Friday, July 29, 2011

Paradoxes

"Ask that your way be long,
at many a Summer dawn to enter
with what gratitude, what joy, 
ports seen for the first time..."

It’s surprising, how short a time it takes to fall in love with a place. As you can probably tell from our blog posts thus far, we’ve all fallen hard and fast for Armenia and for the people we’ve met, and too deeply for me to easily believe we've only been here for a few days. 

Armenia is such a paradox. It's a place that has been taken over by so many different governments and cultures since its ancient founding that it shouldn't have such a strong, unique cultural identity--but it does.
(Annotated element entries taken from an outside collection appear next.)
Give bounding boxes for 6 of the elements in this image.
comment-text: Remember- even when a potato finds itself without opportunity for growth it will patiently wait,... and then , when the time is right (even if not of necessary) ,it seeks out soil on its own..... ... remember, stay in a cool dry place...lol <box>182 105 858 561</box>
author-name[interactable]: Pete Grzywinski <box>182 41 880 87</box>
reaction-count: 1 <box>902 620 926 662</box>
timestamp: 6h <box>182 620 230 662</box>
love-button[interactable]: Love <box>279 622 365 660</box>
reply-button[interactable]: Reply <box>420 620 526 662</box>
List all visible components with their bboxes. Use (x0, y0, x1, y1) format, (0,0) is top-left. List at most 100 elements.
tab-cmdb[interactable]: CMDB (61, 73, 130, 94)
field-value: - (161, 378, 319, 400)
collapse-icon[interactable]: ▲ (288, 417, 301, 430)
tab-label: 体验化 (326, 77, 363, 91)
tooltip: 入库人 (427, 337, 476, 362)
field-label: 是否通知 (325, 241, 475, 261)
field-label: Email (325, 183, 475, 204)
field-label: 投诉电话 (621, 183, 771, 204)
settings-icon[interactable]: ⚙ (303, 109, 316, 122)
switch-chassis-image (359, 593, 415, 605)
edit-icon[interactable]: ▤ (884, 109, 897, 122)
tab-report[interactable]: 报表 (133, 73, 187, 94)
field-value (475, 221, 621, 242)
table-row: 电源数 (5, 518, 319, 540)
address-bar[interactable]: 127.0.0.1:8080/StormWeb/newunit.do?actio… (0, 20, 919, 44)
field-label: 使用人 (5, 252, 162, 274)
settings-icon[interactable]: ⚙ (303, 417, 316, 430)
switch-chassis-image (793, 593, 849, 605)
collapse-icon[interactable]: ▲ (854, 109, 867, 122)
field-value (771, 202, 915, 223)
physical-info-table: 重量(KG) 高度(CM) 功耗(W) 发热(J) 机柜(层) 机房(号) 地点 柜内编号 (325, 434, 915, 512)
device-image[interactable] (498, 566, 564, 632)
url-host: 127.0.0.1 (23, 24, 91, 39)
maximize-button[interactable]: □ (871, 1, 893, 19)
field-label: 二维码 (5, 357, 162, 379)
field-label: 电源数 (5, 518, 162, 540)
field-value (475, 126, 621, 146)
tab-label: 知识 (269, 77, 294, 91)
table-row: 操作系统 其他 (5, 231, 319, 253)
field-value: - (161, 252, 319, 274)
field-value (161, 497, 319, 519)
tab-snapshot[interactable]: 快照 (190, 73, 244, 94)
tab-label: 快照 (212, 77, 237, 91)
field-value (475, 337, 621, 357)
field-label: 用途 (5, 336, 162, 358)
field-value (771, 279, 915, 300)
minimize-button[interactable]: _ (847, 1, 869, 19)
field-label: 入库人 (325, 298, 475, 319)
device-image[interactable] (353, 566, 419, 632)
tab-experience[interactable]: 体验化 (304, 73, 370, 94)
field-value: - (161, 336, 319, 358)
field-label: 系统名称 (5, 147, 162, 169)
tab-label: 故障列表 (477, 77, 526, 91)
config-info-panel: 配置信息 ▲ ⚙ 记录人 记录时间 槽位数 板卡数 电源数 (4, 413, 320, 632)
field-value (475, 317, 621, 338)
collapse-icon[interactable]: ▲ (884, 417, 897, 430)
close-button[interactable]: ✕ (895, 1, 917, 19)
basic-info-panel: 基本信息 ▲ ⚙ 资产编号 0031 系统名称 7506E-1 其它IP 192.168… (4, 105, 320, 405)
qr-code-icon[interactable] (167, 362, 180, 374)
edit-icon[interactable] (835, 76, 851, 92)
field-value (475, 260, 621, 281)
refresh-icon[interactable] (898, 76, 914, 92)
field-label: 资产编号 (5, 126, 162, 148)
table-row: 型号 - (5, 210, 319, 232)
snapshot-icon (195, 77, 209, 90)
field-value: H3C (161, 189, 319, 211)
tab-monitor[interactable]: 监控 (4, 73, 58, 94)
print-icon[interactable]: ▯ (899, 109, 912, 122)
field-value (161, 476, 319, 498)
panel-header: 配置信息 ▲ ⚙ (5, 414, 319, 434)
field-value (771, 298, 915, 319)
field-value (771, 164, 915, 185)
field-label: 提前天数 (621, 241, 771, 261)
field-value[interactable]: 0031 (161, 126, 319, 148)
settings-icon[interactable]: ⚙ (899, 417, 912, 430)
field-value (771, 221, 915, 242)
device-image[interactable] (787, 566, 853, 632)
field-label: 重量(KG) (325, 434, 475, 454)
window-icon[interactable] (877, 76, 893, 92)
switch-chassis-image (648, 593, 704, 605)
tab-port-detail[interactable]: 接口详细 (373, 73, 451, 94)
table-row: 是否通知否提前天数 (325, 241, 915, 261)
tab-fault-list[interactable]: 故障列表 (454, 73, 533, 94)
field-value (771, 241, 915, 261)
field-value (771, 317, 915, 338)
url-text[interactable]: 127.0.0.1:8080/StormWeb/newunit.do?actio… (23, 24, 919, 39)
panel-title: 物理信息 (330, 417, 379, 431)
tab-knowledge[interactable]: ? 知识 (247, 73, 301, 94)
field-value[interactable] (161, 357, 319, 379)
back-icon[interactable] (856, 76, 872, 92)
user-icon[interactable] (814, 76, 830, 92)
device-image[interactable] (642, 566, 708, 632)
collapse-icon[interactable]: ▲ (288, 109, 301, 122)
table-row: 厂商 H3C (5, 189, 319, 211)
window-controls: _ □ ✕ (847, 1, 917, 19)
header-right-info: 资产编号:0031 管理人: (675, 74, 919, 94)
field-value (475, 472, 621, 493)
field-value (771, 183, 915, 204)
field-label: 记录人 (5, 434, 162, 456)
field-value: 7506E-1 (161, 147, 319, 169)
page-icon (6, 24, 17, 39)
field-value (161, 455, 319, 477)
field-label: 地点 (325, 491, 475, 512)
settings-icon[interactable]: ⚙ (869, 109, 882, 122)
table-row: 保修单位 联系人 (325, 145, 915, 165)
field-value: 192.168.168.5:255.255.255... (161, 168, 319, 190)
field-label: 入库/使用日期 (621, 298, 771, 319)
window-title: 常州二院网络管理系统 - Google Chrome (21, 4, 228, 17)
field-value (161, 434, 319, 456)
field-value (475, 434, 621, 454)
It's a place where the scenery--the mountains that rise so steeply they knock the breath out of you when you see them, the little rivers that froth beneath the cliffs they've cut, the green land that tumbles away from you when you stand on the tops of the mountains--is so amazing that the poverty of the people who live in it strikes you like a slap in the face. The best view in town belongs to the people of the "poverty area," where whole families live in unheated, un-air conditioned metal containers smaller than my college dorm room. How can such hardship exist in such sheer beauty? 

The paradox is renewed at our work site in a little village high above Vanadzor. Our work is hard and we end every day sore and tired, but we love it. We laugh, we dance, we have tickle fights with the children of the family we work with: Suren, Syuzi, Siramargh. The children are beautiful and bright; when we play with them, it's so easy to forget the poverty of the village in which they live. A look around provides a sobering reminder. 

But the people themselves are wonderful: hospitable, friendly, caring, kind, and--what surprised me most--playful. And the language barrier has all but disappeared. Our new friends speak varying degrees of English, and we speak little to no Armenian (although Jessie has the word for "milk" down-pat), but by now we can all understand each other without even trying too hard. Gestures, facial expressions, and laughter communicate what words can't. This is surprising too. On past trips, I've always been intimidated by the language barrier and therefore was shy around the people of the place I was visiting. In Armenia I hardly give it a passing thought. It's so easy to understand everyone when everyone wants to be understood. 

The other day at work, I was taking a break after a shift on the bucket line. Our driver, Melik, was shifting the pile of dirt we've been adding to the gravel mixture. He called my name and tossed me a flat, vaguely triangular stone.
"It is a heart!" he said, grinning widely. "Brittani's heart!" I laughed, palming its cool, smooth surface.

It's sitting in my backpack now, my little Armenian heart. I'm taking it back home with me, and it will probably be my favorite souvenir. It will be a sort of replacement, I think, for the small part of my heart--the small part of all our hearts, really--that Armenia is always going to keep.